Algumas condições foram apresentadas pelo Bloco e aceites pelo Governo. Por exemplo, mantêm-se todas as competências municipais em matéria de aprovação dos instrumentos de planeamento e gestão urbanísticas e mantém-se a necessidade de aprovação pelas Assembleias Municipais de todos os planos de urbanização, planos de pormenor ou alterações aos planos directores municipais, para cada uma das Zonas de Intervenção definidas ou a definir no âmbito do Programa Polis. Também houve acordo sobre a dimensão e os formatos da informação e discussão públicas.
As intervenções de requalificação urbana da cidade de Aveiro, que estão previstas para áreas que acompanham braços da ria, podem ser e vão ser positivas na globalidade.
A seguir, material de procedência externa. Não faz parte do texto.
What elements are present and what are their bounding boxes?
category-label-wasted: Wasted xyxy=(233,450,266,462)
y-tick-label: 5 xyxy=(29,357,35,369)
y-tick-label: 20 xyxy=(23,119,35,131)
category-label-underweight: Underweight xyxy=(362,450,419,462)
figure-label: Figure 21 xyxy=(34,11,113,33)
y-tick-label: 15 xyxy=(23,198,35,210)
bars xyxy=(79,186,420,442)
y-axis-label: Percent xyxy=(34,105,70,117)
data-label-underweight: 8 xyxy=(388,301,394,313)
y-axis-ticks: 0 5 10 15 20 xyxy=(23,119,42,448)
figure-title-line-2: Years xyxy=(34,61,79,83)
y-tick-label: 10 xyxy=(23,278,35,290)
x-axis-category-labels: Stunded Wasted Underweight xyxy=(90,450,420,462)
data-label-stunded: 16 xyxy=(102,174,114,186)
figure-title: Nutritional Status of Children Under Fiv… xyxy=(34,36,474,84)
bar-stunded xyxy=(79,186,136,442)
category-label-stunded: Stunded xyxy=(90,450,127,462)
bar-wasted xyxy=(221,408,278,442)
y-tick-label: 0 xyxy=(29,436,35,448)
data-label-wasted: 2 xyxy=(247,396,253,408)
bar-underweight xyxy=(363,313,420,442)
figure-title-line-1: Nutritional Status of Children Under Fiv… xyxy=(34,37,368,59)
Com certeza que alguns aspectos que acompanham a intervenção podem e devem ser seguidos com preocupação. Mas esperamos vir a ter uma nova configuração de cidade amigável desde a lota até ao perto da 109 seguindo o braço que passa pela Capitania, mercado Manuel Firmino, centro cultural e de congressos, etc, assim como esperamos uma recuperação da envolvente do canal de s. roque e para o lado da universidade. O programa Polis devolver-nos-á uma cidade melhor, estamos certos disso.
Esperamos que seja cumprida com dignidade a participação cidadã, suprindo pela via do acompanhamento pela população e seus representantes alguma da falta de transparência que esteve na génese do Programa.